- Shimoyama, Shin;
- Kawata, Kazuhito;
- Ohta, Kazuyoshi;
- Chida, Takeshi;
- Suzuki, Tetsuro;
- Tsuneyama, Koichi;
- Shimoda, Shinji;
- Kurono, Nobuhito;
- Leung, Patrick SC;
- Gershwin, M Eric;
- Suda, Takafumi;
- Kobayashi, Yoshimasa
Ursodeoxycholic acid (UDCA) is the primary treatment for primary biliary cholangitis (PBC), but its mechanism of action remains unclear. Studies suggest that UDCA enhances NF erythroid 2-related factor 2 (NFE2L2) expression and that the interaction between IFN-γ and C-X3-C motif chemokine ligand 1 (CX3CL1) facilitates biliary inflammation in PBC. Therefore, we examined the effects of UDCA on the expression of IFN-γ and CX3CL1 in in vitro and in vivo PBC models such as human liver tissue, a murine model, cell lines, and isolated human intrahepatic biliary epithelial cells (IHBECs). We observed a significant decrease in IFN-γ mRNA levels and positive correlations between IFN-γ and CX3CL1 mRNA levels post-UDCA treatment in PBC livers.

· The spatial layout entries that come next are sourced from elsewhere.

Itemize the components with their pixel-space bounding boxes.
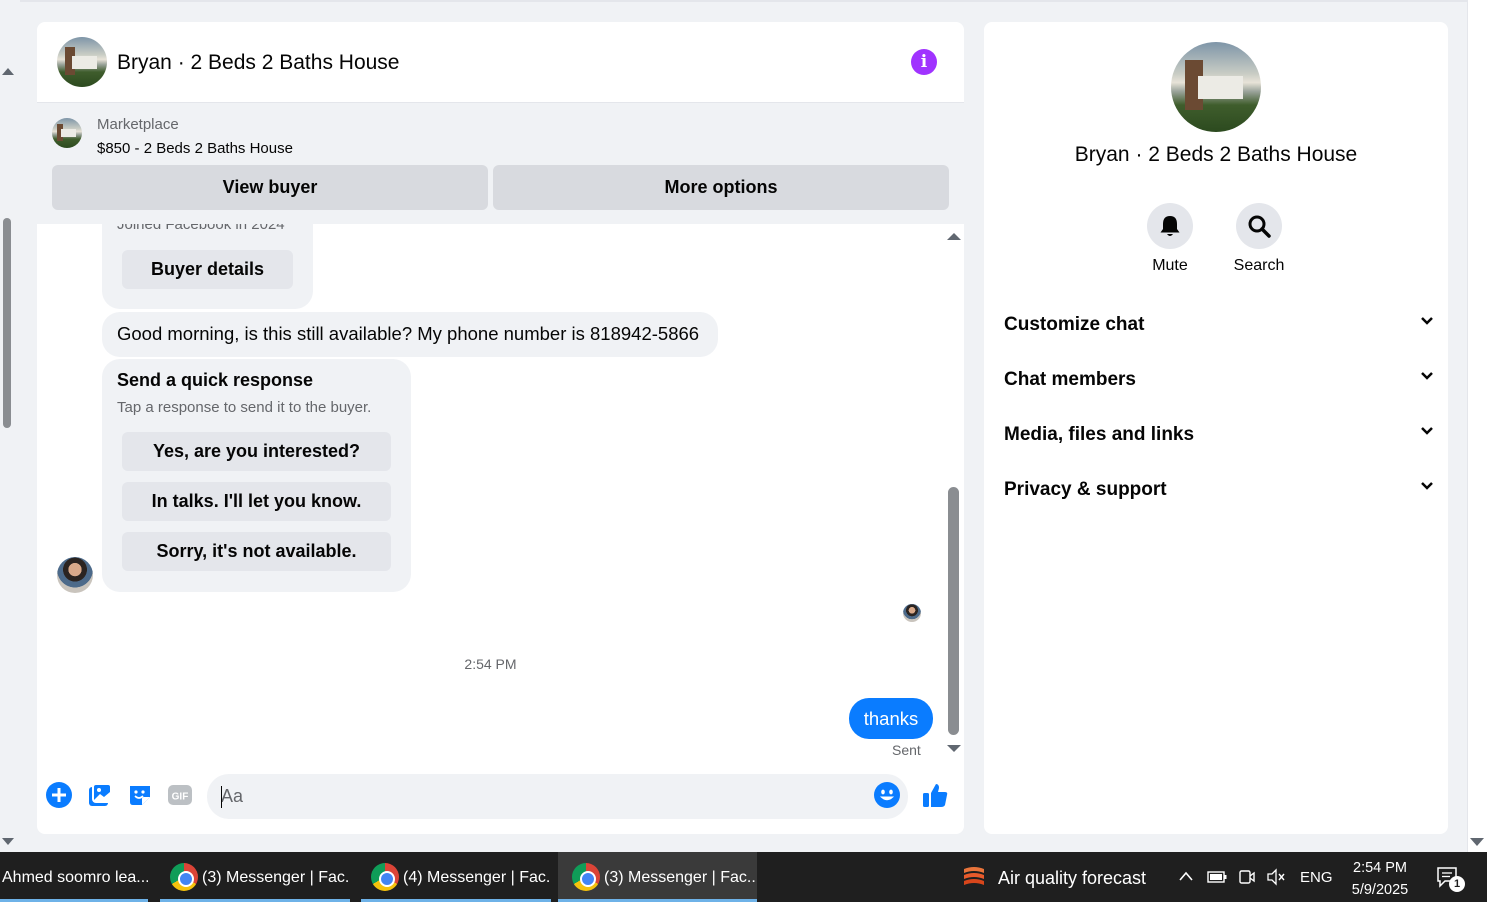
listing-title[interactable]: $850 - 2 Beds 2 Baths House [97,140,293,157]
chat-title[interactable]: Bryan · 2 Beds 2 Baths House [117,51,400,75]
battery-icon[interactable] [1207,870,1227,884]
notification-count-badge: 1 [1449,876,1465,892]
system-clock[interactable]: 2:54 PM 5/9/2025 [1340,857,1420,901]
chrome-icon [572,863,600,891]
section-title: Chat members [1004,369,1136,390]
incoming-message: Good morning, is this still available? M… [102,312,718,357]
scroll-down-arrow-icon[interactable] [947,745,961,752]
taskbar-item-messenger-3[interactable]: (3) Messenger | Fac... [558,852,757,902]
gif-icon[interactable]: GIF [166,781,194,809]
chevron-down-icon [1421,317,1433,325]
taskbar-item-ahmed[interactable]: Ahmed soomro lea... [0,852,148,902]
sticker-icon[interactable] [126,781,154,809]
marketplace-banner: Marketplace $850 - 2 Beds 2 Baths House … [37,103,964,224]
outgoing-message: thanks [849,698,933,739]
section-customize-chat[interactable]: Customize chat [1004,304,1434,344]
svg-text:GIF: GIF [172,792,189,803]
quick-reply-yes-button[interactable]: Yes, are you interested? [122,432,391,471]
search-button[interactable]: Search [1219,203,1299,275]
scroll-thumb[interactable] [3,218,11,428]
quick-response-title: Send a quick response [117,370,314,390]
image-icon[interactable] [86,781,114,809]
message-scrollbar[interactable] [944,224,964,762]
section-media-files-links[interactable]: Media, files and links [1004,414,1434,454]
buyer-details-button[interactable]: Buyer details [122,250,293,289]
task-label: (4) Messenger | Fac... [403,869,551,886]
read-receipt-avatar [903,604,921,622]
scroll-up-arrow-icon[interactable] [947,233,961,240]
chevron-down-icon [1421,427,1433,435]
more-options-button[interactable]: More options [493,165,949,210]
chrome-icon [371,863,399,891]
quick-response-card: Send a quick response Tap a response to … [102,359,411,592]
profile-avatar[interactable] [1171,42,1261,132]
delivery-status: Sent [892,742,921,758]
task-label: (3) Messenger | Fac... [202,869,350,886]
notification-center-icon[interactable]: 1 [1436,866,1465,892]
scroll-down-arrow-icon[interactable] [2,838,14,845]
listing-thumbnail[interactable] [52,118,82,148]
clock-time: 2:54 PM [1353,860,1407,876]
message-timestamp: 2:54 PM [464,656,517,672]
task-label: Ahmed soomro lea... [2,869,148,886]
section-privacy-support[interactable]: Privacy & support [1004,469,1434,509]
chevron-up-icon[interactable] [1178,870,1194,882]
emoji-icon[interactable] [873,781,901,809]
marketplace-label: Marketplace [97,116,179,133]
view-buyer-button[interactable]: View buyer [52,165,488,210]
weather-widget[interactable]: Air quality forecast [998,852,1146,902]
chat-header: Bryan · 2 Beds 2 Baths House i [37,22,964,103]
section-title: Customize chat [1004,314,1145,335]
conversation-avatar[interactable] [57,37,107,87]
quick-response-subtitle: Tap a response to send it to the buyer. [117,399,372,416]
conversation-details-panel: Bryan · 2 Beds 2 Baths House Mute Search… [984,22,1448,834]
message-list: Joined Facebook in 2024 Buyer details Go… [37,224,964,762]
buyer-avatar[interactable] [57,557,93,593]
page-scrollbar[interactable] [0,0,16,852]
section-title: Media, files and links [1004,424,1195,445]
search-icon [1248,215,1271,238]
scroll-up-arrow-icon[interactable] [2,68,14,75]
chevron-down-icon [1421,482,1433,490]
message-text: Good morning, is this still available? M… [117,323,700,344]
profile-name: Bryan · 2 Beds 2 Baths House [1074,143,1358,166]
search-label: Search [1233,257,1285,274]
top-divider [20,0,1467,2]
air-quality-icon[interactable] [960,863,988,891]
speaker-muted-icon[interactable] [1266,868,1286,886]
section-title: Privacy & support [1004,479,1167,500]
buyer-info-bubble: Joined Facebook in 2024 Buyer details [102,224,313,309]
taskbar-item-messenger-2[interactable]: (4) Messenger | Fac... [361,852,551,902]
windows-taskbar: Ahmed soomro lea... (3) Messenger | Fac.… [0,852,1487,902]
message-input[interactable] [207,774,908,819]
clock-date: 5/9/2025 [1351,882,1409,898]
chrome-icon [170,863,198,891]
text-caret [221,786,222,808]
composer-bar: GIF [37,762,964,834]
quick-reply-not-available-button[interactable]: Sorry, it's not available. [122,532,391,571]
info-icon[interactable]: i [911,49,937,75]
window-right-edge [1467,0,1487,852]
chat-panel: Bryan · 2 Beds 2 Baths House i Marketpla… [37,22,964,834]
joined-text: Joined Facebook in 2024 [117,224,285,233]
scroll-thumb[interactable] [948,487,959,735]
scroll-down-arrow-icon[interactable] [1470,838,1484,846]
taskbar-item-messenger-1[interactable]: (3) Messenger | Fac... [160,852,350,902]
camera-icon[interactable] [1238,868,1256,886]
thumbs-up-icon[interactable] [921,781,949,809]
mute-button[interactable]: Mute [1130,203,1210,275]
language-indicator[interactable]: ENG [1300,852,1333,902]
task-label: (3) Messenger | Fac... [604,869,757,886]
quick-reply-in-talks-button[interactable]: In talks. I'll let you know. [122,482,391,521]
bell-icon [1160,216,1180,236]
chevron-down-icon [1421,372,1433,380]
plus-icon[interactable] [45,781,73,809]
section-chat-members[interactable]: Chat members [1004,359,1434,399]
mute-label: Mute [1152,257,1188,274]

NFE2L2-mediated transcriptional activation was significantly enhanced in UDCA-treated Jurkat cells. In 2-octynoic acid-immunized mice, IFN-γ production by liver-infiltrating T cells was dependent on NFE2L2 activation. IFN-γ significantly and dose-dependentlyinduced CX3CL1 expression, which was significantly decreased in HuCC-T1 cells and IHBECs upon UDCA treatment. These results suggest that UDCA-induced suppression of IFN-γ and CX3CL1 production attenuates the chemotactic and adhesive abilities of liver-infiltrating T cells in PBC.